For physical product posts, the hybrid path (AI-generated background with real product cutout composited on top) remains the primary strategy. Kontext steps in as the fallback if compositing fails, giving a strong second option instead of the IP-Adapter path.

Guidance Scale

Two numeric parameters were quietly working against us. PuLID was running at guidance scale 3.5 — high fidelity, but the model followed instructions so precisely that there was no room for the organic variation that makes faces look like photographs. The multi-IP-Adapter composite was running at 4.0 — even higher.

We lowered PuLID guidance to 2.8 and composite guidance to 3.0. The model now treats instructions as strong suggestions rather than rigid specifications.
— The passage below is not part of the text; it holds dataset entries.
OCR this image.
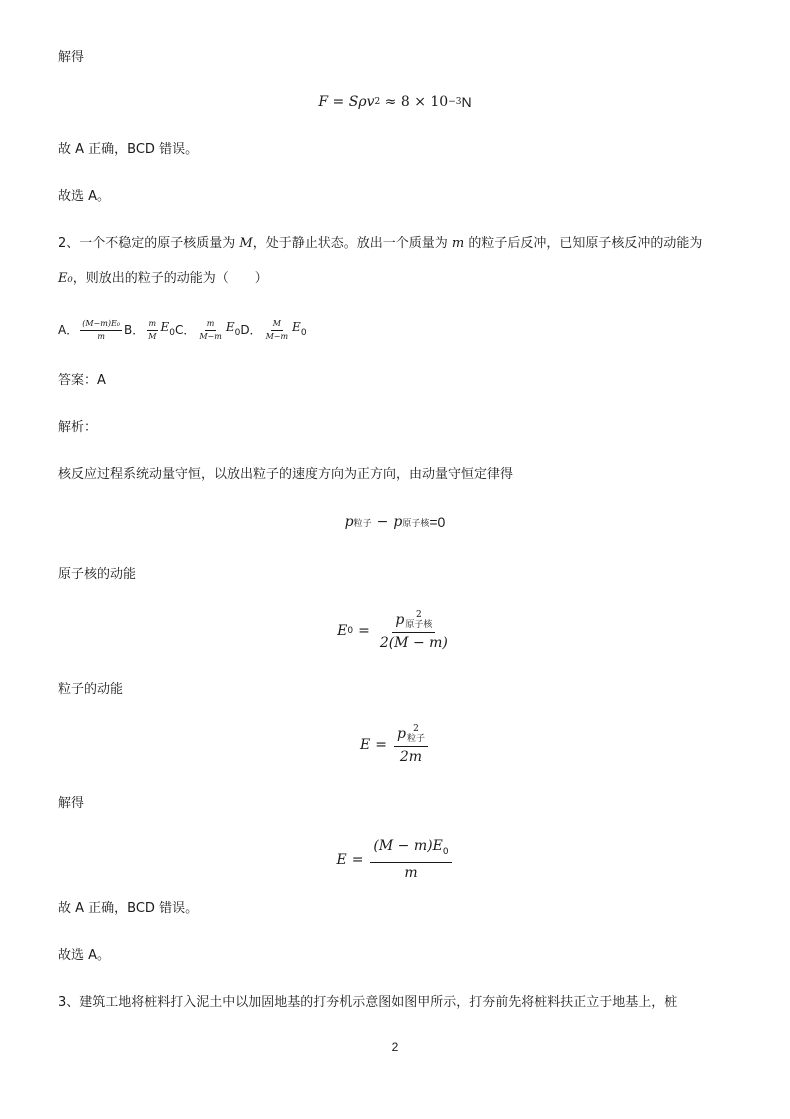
解得
F = Sρv 2 ≈ 8 × 10 −3 N
故 A 正确，BCD 错误。
故选 A。
2、一个不稳定的原子核质量为 M，处于静止状态。放出一个质量为 m 的粒子后反冲，已知原子核反冲的动能为
E₀，则放出的粒子的动能为（　　）
A． $\frac{\text{(M−m)E₀}}{m}$ B． $\frac{m}{M} E_0$ C． $\frac{m}{M-m} E_0$ D． $\frac{M}{M-m} E_0$
答案：A
解析：
核反应过程系统动量守恒，以放出粒子的速度方向为正方向，由动量守恒定律得
p 粒子 − p 原子核 =0
原子核的动能
E 0 = p	2
原子核
2(M − m)
粒子的动能
E = p 2
粒子
2m
解得
$E = \frac{(M - m)E_0}{m}$
故 A 正确，BCD 错误。
故选 A。
3、建筑工地将桩料打入泥土中以加固地基的打夯机示意图如图甲所示，打夯前先将桩料扶正立于地基上，桩
2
The influencer still looks like the reference. The product is still visible. The aesthetic is still present. But the rendering has space to breathe — to add the slight randomness in lighting, skin texture, and composition that signals a real photograph rather than a render.

Compounding Small Fixes

None of these changes individually produces a dramatic transformation. A neutral film stock, scene-appropriate lighting, exact framing instructions, a different expression directive, lower guidance values, and native multi-reference conditioning — each sounds incremental. But photorealism is multiplicative. Every small imperfection compounds with every other. Removing six sources of artificiality simultaneously produces an image that reads as genuinely more real than any one fix would suggest.

The underlying lesson: the best results come from giving the model accurate, specific context and then getting out of the way. Not longer prompts — specific ones. Not more adapters — the right architecture. The model is capable. The work is in the setup.